Lottery’s failure to meet its repayment obligations in December led Woodford to issue a default notice, activating the enforceability of the security held against Lottery’s assets. Woodford is currently seeking legal advice on the most effective strategy for security enforcement.
Directors’ Self-Allocation of Shares
The disclosure in February 2024 of the beneficiaries of shares allocated post-UCIL announcement revealed that Lottery’s board members had granted themselves a significant portion of the company’s shares, severely diluting the holdings of existing shareholders.

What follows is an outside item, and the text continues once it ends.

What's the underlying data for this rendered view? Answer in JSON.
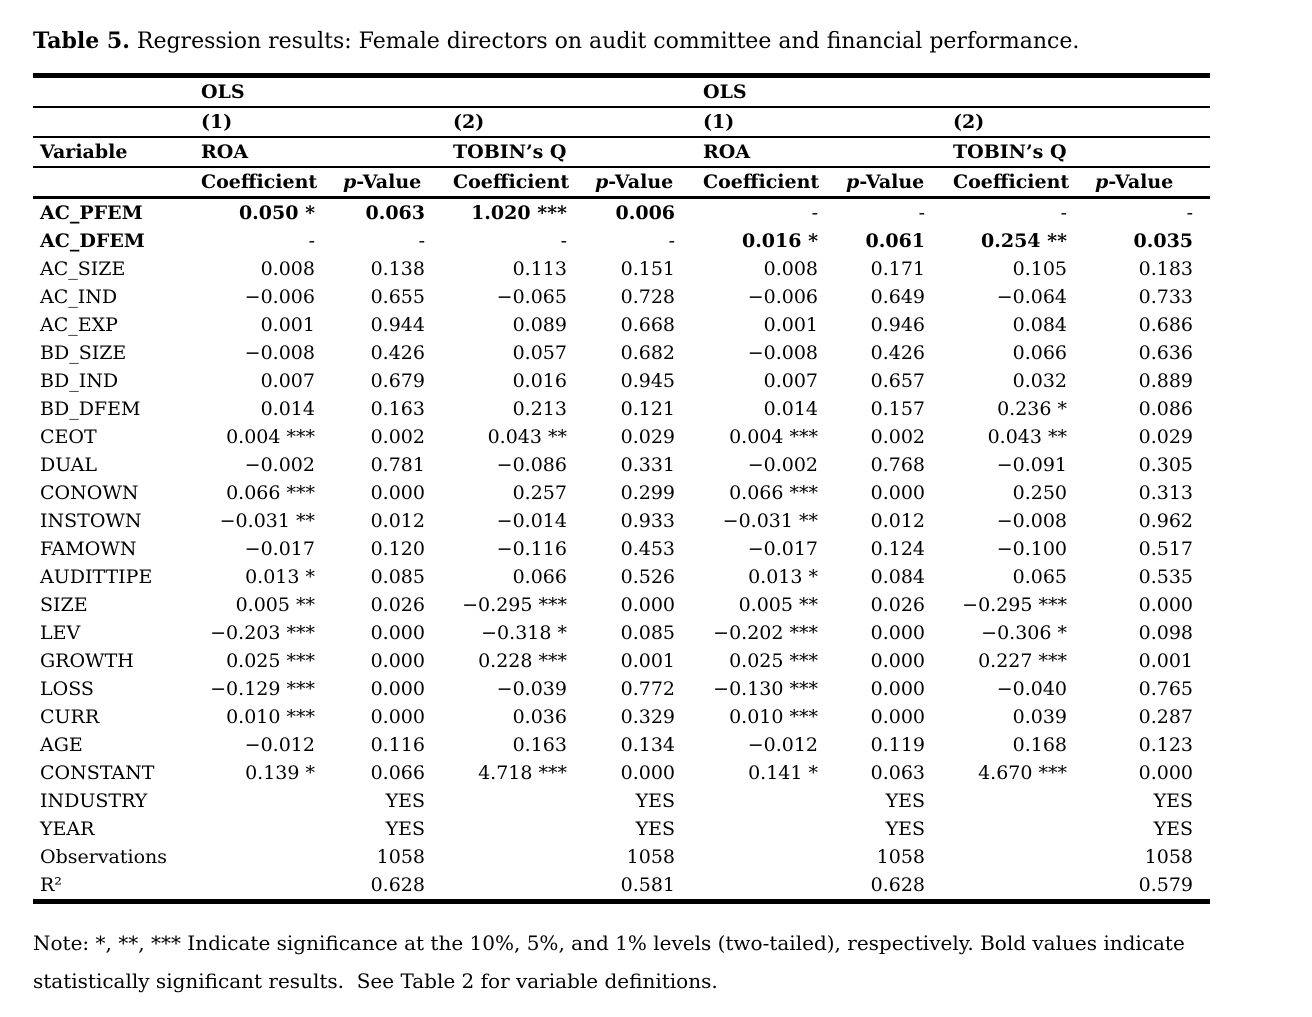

The revelation that 6.1% of shares were allocated to Mr. Andrey Ryjenko, who now goes by his wife’s surname, Nikitin, and serves as a board consultant, is particularly troubling. Ryjenko’s past role at the European Bank for Reconstruction and Development and his subsequent fraud conviction in 2017, leading to a three-year prison sentence, raises serious concerns about his suitability for involvement with a company listed on Nasdaq.
The February 2024 disclosures confirmed that the board members of Lottery.com had self-allocated over 40% of the company’s shares, resulting in significant dilution for current shareholders. Woodford accuses these actions of constituting an act of corporate raiding.
In a January 5, 2024, court hearing in Tampa, Florida, Greg Potts, the incumbent COO, testified to receiving shares as part of a “retention bonus” and for “outstanding salary.”
Currently, Lottery lacks legitimate employees on its payroll and has no active Business operations or revenue streams, apart from TinBu, LLC, a company acquired under false pretenses by Lottery.com, which remains unpaid as per the agreement. The founders of TinBu are now seeking $20 million in damages from Lottery for fraud.
“We have tried many times to mediate or settle this dispute in an amicable way. We are shareholders of this company and are committed to supporting it all the way through. It is unfortunate that Lottery management keeps making false accusations, issuing incorrect news releases and announcements, abusing legal processes, and manipulating, so we now have no choice but to enforce our security, which will undoubtedly cause disruption of Business and further loss of value for Lottery. It is unfortunate that the actions of individuals in their own interest can lead to such damage to a corporation, and we are surprised how a publicly traded company can lack independent oversight and compliance.”